(639d) Nature of the First Electron Transfer in Electrochemical Ammonia Activation in a Nonaqueous Medium | AIChE

(639d) Nature of the First Electron Transfer in Electrochemical Ammonia Activation in a Nonaqueous Medium

Authors 

Schiffer, Z. - Presenter, Massachusetts Institute of Technology
Manthiram, K., Massachusetts Institute of Technology
Corbin, N., Massachusetts Institute of Technology
Ammonia is one of the largest volume commodity chemicals due to its use in the synthesis and production of fertilizers, polymers, and specialty chemicals such as hydrazine. Electrochemical routes to ammonia utilization in industrial chemical synthesis are appealing due to increasingly available distributed sources of renewable electricity. In this work, we investigate electrochemical ammonia activation in acetonitrile, a prototypical non-aqueous solvent for electro-organic syntheses. While ammonia oxidation in aqueous environments is well studied, the mechanism is less understood in a non-aqueous environment, yet non-aqueous electrolytes are required for electro-organic syntheses due to their large electrochemical stability windows and high solubility for organic products.

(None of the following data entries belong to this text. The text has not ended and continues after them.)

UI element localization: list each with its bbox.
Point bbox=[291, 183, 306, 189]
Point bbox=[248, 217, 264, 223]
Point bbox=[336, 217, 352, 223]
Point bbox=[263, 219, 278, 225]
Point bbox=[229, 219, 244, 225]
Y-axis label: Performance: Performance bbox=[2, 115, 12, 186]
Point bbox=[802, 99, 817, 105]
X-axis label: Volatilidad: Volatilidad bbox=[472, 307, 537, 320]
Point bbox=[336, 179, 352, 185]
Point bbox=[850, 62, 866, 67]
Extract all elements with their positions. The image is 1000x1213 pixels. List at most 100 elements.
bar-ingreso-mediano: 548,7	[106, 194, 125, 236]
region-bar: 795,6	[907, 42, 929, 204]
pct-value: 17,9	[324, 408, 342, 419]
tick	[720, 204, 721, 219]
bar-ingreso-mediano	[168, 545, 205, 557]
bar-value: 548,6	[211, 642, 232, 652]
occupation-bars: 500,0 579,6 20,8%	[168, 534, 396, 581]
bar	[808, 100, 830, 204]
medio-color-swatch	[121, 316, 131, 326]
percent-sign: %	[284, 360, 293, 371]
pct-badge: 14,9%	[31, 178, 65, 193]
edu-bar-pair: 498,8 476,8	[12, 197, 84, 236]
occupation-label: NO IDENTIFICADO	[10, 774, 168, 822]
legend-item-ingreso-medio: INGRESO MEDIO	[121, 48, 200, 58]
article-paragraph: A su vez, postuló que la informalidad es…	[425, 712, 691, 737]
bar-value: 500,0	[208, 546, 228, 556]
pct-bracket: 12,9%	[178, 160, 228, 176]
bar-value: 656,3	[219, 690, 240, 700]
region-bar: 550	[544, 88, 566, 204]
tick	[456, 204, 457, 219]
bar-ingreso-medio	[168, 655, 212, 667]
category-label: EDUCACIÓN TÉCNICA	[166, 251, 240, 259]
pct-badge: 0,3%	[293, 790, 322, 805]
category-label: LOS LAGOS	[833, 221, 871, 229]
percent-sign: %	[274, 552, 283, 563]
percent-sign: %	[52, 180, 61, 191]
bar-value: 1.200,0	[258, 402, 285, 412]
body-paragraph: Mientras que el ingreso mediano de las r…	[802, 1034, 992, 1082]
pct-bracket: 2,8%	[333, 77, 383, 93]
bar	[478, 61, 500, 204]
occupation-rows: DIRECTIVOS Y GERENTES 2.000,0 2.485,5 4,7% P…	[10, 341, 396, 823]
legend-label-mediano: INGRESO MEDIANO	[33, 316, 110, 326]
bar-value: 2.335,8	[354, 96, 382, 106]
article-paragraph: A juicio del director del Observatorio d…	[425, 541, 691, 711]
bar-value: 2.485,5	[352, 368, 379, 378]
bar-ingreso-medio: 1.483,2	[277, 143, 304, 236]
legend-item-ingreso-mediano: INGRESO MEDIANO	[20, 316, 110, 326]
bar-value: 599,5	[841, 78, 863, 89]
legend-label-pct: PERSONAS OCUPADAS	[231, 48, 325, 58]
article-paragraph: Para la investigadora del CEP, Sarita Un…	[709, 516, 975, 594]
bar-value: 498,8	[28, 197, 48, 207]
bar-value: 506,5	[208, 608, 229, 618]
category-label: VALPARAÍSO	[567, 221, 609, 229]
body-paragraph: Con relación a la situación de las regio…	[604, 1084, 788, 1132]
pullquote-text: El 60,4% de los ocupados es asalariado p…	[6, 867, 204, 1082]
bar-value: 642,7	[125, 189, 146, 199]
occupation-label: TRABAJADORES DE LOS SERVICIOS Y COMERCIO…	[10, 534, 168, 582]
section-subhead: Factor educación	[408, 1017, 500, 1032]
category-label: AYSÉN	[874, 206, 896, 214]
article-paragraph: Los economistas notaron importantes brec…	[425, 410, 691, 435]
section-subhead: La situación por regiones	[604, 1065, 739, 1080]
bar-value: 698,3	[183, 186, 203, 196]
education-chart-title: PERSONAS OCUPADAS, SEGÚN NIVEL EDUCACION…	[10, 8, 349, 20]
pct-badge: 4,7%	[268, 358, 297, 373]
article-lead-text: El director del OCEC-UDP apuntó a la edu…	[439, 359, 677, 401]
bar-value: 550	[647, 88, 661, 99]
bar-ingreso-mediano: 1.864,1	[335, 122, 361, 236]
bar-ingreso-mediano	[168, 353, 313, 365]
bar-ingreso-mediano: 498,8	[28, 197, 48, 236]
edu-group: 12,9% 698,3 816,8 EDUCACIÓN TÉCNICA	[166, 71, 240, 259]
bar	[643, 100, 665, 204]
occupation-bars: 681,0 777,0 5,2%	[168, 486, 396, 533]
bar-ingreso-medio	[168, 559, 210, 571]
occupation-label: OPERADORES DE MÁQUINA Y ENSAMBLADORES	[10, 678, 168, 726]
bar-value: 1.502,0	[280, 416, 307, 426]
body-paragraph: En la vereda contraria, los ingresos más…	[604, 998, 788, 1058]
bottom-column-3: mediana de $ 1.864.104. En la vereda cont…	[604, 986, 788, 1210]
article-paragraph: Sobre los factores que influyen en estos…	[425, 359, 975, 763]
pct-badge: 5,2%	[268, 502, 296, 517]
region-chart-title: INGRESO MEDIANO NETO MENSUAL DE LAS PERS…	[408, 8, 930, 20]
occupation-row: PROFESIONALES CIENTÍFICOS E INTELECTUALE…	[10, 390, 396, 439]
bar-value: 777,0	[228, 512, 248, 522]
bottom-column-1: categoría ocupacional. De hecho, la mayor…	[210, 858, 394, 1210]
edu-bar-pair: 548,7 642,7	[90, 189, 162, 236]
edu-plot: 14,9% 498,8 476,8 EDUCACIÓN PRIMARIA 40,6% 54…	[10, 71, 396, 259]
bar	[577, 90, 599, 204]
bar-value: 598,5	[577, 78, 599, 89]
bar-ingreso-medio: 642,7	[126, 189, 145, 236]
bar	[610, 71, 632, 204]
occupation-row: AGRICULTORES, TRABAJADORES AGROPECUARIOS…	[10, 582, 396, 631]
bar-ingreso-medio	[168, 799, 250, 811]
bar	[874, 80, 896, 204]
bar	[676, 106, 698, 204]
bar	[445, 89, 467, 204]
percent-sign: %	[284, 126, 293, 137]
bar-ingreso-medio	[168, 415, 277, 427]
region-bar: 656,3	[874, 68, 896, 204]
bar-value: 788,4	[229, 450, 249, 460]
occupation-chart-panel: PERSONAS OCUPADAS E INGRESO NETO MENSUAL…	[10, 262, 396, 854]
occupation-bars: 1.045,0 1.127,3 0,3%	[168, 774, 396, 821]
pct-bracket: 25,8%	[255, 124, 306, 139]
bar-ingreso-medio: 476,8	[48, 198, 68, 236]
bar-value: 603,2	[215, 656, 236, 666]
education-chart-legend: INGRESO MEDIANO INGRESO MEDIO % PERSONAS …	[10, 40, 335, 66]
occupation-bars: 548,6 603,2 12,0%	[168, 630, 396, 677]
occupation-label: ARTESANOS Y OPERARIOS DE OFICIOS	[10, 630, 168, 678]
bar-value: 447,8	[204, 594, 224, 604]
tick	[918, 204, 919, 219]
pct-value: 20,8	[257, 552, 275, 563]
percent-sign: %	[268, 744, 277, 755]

We have found that electrochemical ammonia oxidation in acetonitrile occurs via an outer-sphere mechanism where the initial electron transfer is the rate-determining step, likely producing an ammonia radical cation. This reaction is first order in ammonia concentration in the potential windows explored. DFT calculations suggest a radical intermediate and show that there is a large solvent reorganization energy associated with ammonia oxidation (1.94 eV). This large reorganization energy can explain why the apparent transfer coefficient for ammonia oxidation (0.32±0.01) is lower than the expected value of one-half. Understanding the mechanism and intermediates involved in ammonia oxidation is a key step toward the usage of ammonia in electro-organic syntheses to form products with nitrogen bonds, and this work provides a starting place for electrochemical synthesis of compounds containing nitrogen bonds, such as amino acids and benzylic amines. We believe that ammonia oxidation in solvents other than acetonitrile could enable alternative mechanisms that would further enable the use of ammonia in electrochemical reactions.